No estoy hablando de que estemos necesariamente al borde de un estallido armado y violento, sin excluirlo, sino de que la necesidad del cambio podría tomar cauces hoy inesperados (aunque con antecedentes significativos). Lo más probable, a mi entender, es que esta ruptura con lo más negro del pasado y del presente, que se manifestará de manera masiva, pueda expresarse y brotar fuertemente en la ocasión del proceso electoral del 2012.
¿Es posible seguir por los caminos más trillados, en que la forma (cartones y ceremonias anquilosadas) sea realmente atractiva para una sociedad que vive ya una dosis grande de desesperanza e irritación? Parece muy remoto. En principio, no el estallido violento y armado sino el mayoritario y radical rechazo en las urnas, impugnación severa con el voto a la parálisis y cinismo reinantes, otra vez, exigencia de cambio con el arma de más eficacia que el pueblo mayoritario de México tiene y tendrá en sus manos en el corto plazo.
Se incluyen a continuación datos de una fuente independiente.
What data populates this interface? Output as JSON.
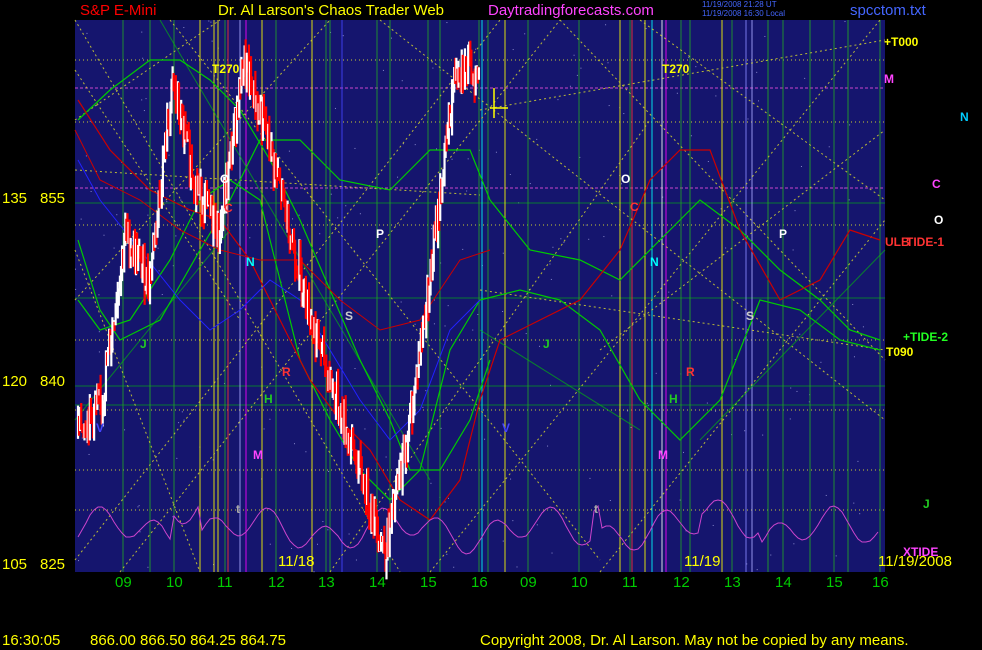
{
  "header": {
    "instrument": "S&P E-Mini",
    "title": "Dr. Al Larson's Chaos Trader Web",
    "site": "Daytradingforecasts.com",
    "stamp1": "11/19/2008 21:28 UT",
    "stamp2": "11/19/2008 16:30 Local",
    "file": "spcctom.txt"
  },
  "footer": {
    "time": "16:30:05",
    "ohlc": "866.00 866.50 864.25 864.75",
    "copyright": "Copyright 2008, Dr. Al Larson. May not be copied by any means."
  },
  "colors": {
    "background": "#000000",
    "plot_bg": "#15156e",
    "price_up": "#ffffff",
    "price_down": "#ff0000",
    "bollinger": "#00cc00",
    "red_curve": "#cc0000",
    "blue_curve": "#2222ff",
    "magenta_curve": "#cc44cc",
    "yellow_gridline": "#cccc33",
    "green_gridline": "#22aa22",
    "axis_label": "#ffff00"
  },
  "chart_data": {
    "type": "line",
    "y_axis": {
      "ticks": [
        {
          "left": "135",
          "right": "855",
          "value": 855
        },
        {
          "left": "120",
          "right": "840",
          "value": 840
        },
        {
          "left": "105",
          "right": "825",
          "value": 825
        }
      ]
    },
    "x_axis": {
      "hour_ticks": [
        "09",
        "10",
        "11",
        "12",
        "13",
        "14",
        "15",
        "16",
        "09",
        "10",
        "11",
        "12",
        "13",
        "14",
        "15",
        "16"
      ],
      "date_labels": [
        "11/18",
        "11/19",
        "11/19/2008"
      ]
    },
    "level_labels": [
      "+T000",
      "M",
      "N",
      "C",
      "O",
      "ULB",
      "TIDE-1",
      "+TIDE-2",
      "T090",
      "J",
      "XTIDE"
    ],
    "markers": [
      "T270",
      "O",
      "C",
      "N",
      "P",
      "S",
      "R",
      "H",
      "V",
      "M",
      "J",
      "t",
      "T270",
      "O",
      "C",
      "N",
      "P",
      "S",
      "R",
      "H",
      "V",
      "M",
      "J",
      "t"
    ],
    "series": [
      {
        "name": "S&P E-Mini",
        "points": [
          [
            "09",
            836
          ],
          [
            "09",
            838
          ],
          [
            "10",
            852
          ],
          [
            "10",
            848
          ],
          [
            "10",
            864
          ],
          [
            "11",
            856
          ],
          [
            "11",
            852
          ],
          [
            "12",
            866
          ],
          [
            "12",
            860
          ],
          [
            "13",
            852
          ],
          [
            "13",
            844
          ],
          [
            "14",
            838
          ],
          [
            "14",
            832
          ],
          [
            "15",
            826
          ],
          [
            "15",
            836
          ],
          [
            "16",
            850
          ],
          [
            "16",
            866
          ],
          [
            "16",
            864.75
          ]
        ]
      }
    ]
  }
}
Pienso que la situación actual, bastante desesperada para muchos, empujará, orillará a la ciudadanía, pero sobre todo a la más joven y necesitada, a la ciudadanía del campo y de las ciudades, también al proletariado en general, a volcarse en el 2012 a favor de quien proponga un cambio más profundo y la posibilidad de ofrecer un rostro más limpio y confiable como jefe de las instituciones mexicanas. ¿Cómo se dijo? «Hay pueblo y hay líder». Y ese podría ser, con mucha probabilidad, el sólo camino abierto para el cambio necesario. ¿O de qué otra parte puede venir?